Fiz uma pausa. Quem não estava prestando atenção, agora estava.

Vejam bem – este é o nosso país. Aqueles povos das Reservas são nossos irmãos. Mas quem os ajuda, quem lhes leva comida e remédios e roupas, são ESTRANGEIROS. Então eu fiquei me perguntando, e onde estão os meus irmãos brasileiros?

Fiz outra pausa e passei os olhos pela plateia. Agora todo mundo estava me olhando.

Pois vou lhes contar onde eles estão. Vou lhes contar como deixei de ser criança naquele dia, e como vim parar aqui à sua frente.

Na minha visita ao Parque do Xingu, vi onde estavam os meus irmãos brasileiros: eles estavam derrubando as árvores das Florestas para suas indústrias. Estavam fazendo queimadas nas savanas para plantar sua soja. Estavam borrifando inseticida nas pequenas plantações indígenas, destruindo suas colheitas, para protegerem as suas próprias. Estavam construindo usinas hidroelétricas que inundam as terras das Reservas, ou produzem secas, sem jamais trazer eletricidade às aldeias indígenas.

Eu vi tudo isso, e muito mais. Vi os traficantes bolivianos e paraguaios trazendo drogas para o Brasil através das fronteiras das Reservas, porque não há policiamento suficiente protegendo a Terra do meu Povo. Vi os meninos do meu Povo sendo armados pelos traficantes para defenderem seus negócios. E vi que quando a lei é aplicada, ela cai somente nos meninos do meu Povo, e os traficantes bolivianos e paraguaios escapam, porque são protegidos pelo dinheiro das drogas.
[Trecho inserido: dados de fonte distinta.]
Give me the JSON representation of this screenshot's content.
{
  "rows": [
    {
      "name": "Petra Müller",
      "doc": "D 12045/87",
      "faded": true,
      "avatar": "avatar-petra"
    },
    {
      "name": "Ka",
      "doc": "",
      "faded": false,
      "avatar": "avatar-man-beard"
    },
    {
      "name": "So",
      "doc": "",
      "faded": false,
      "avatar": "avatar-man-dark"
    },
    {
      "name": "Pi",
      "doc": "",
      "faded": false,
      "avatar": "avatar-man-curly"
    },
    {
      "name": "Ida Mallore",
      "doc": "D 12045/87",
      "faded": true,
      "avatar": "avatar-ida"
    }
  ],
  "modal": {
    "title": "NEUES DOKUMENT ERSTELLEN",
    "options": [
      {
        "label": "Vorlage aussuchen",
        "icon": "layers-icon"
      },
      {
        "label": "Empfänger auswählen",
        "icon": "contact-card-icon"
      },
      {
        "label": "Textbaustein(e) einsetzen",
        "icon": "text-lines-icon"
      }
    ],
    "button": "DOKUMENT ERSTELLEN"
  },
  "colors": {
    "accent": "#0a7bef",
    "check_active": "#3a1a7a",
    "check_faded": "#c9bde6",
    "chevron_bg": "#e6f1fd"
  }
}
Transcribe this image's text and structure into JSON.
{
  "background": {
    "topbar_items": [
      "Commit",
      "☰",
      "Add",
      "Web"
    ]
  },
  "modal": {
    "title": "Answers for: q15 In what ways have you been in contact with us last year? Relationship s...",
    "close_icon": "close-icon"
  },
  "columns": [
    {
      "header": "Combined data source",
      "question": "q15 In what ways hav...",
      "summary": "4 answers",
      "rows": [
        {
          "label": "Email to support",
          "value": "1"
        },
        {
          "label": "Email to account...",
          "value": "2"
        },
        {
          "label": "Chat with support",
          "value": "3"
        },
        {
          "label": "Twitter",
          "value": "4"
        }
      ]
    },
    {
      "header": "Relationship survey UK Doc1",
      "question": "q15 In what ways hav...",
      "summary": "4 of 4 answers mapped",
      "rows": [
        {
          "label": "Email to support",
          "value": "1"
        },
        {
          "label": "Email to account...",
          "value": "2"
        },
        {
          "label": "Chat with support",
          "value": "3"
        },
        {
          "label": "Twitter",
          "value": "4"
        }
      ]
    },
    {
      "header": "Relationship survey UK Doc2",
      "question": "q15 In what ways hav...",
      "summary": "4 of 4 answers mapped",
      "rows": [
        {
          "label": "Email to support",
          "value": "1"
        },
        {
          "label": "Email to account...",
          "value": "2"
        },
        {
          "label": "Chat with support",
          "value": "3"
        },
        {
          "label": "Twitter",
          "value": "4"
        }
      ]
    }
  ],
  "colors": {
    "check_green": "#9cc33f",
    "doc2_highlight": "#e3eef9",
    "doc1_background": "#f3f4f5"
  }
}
Eu tenho só treze anos. Não posso fazer muita coisa pelo meu Povo. Mas vocês podem!

Fiz uma pausa e passei os olhos por toda a plateia. Havia silêncio total. Peguei o texto que me haviam dado e o levantei para todos verem.

Não sei o que escreveram neste papel, para que eu lesse para vocês. Posso lhes dar e vocês podem ler por si mesmos. Mas o que eu mesma quero dizer é simplesmente isto: PROTEJAM AS FLORESTAS. PROTEJAM A NOSSA TERRA. PROTEJAM NOSSAS FRONTEIRAS. PROTEJAM O MEU POVO. Não deixem que digam lá fora que é preciso interferência estrangeira para que as Florestas e os indígenas sejam salvos. Lutem pelo que é nosso! Aprovem leis que funcionem!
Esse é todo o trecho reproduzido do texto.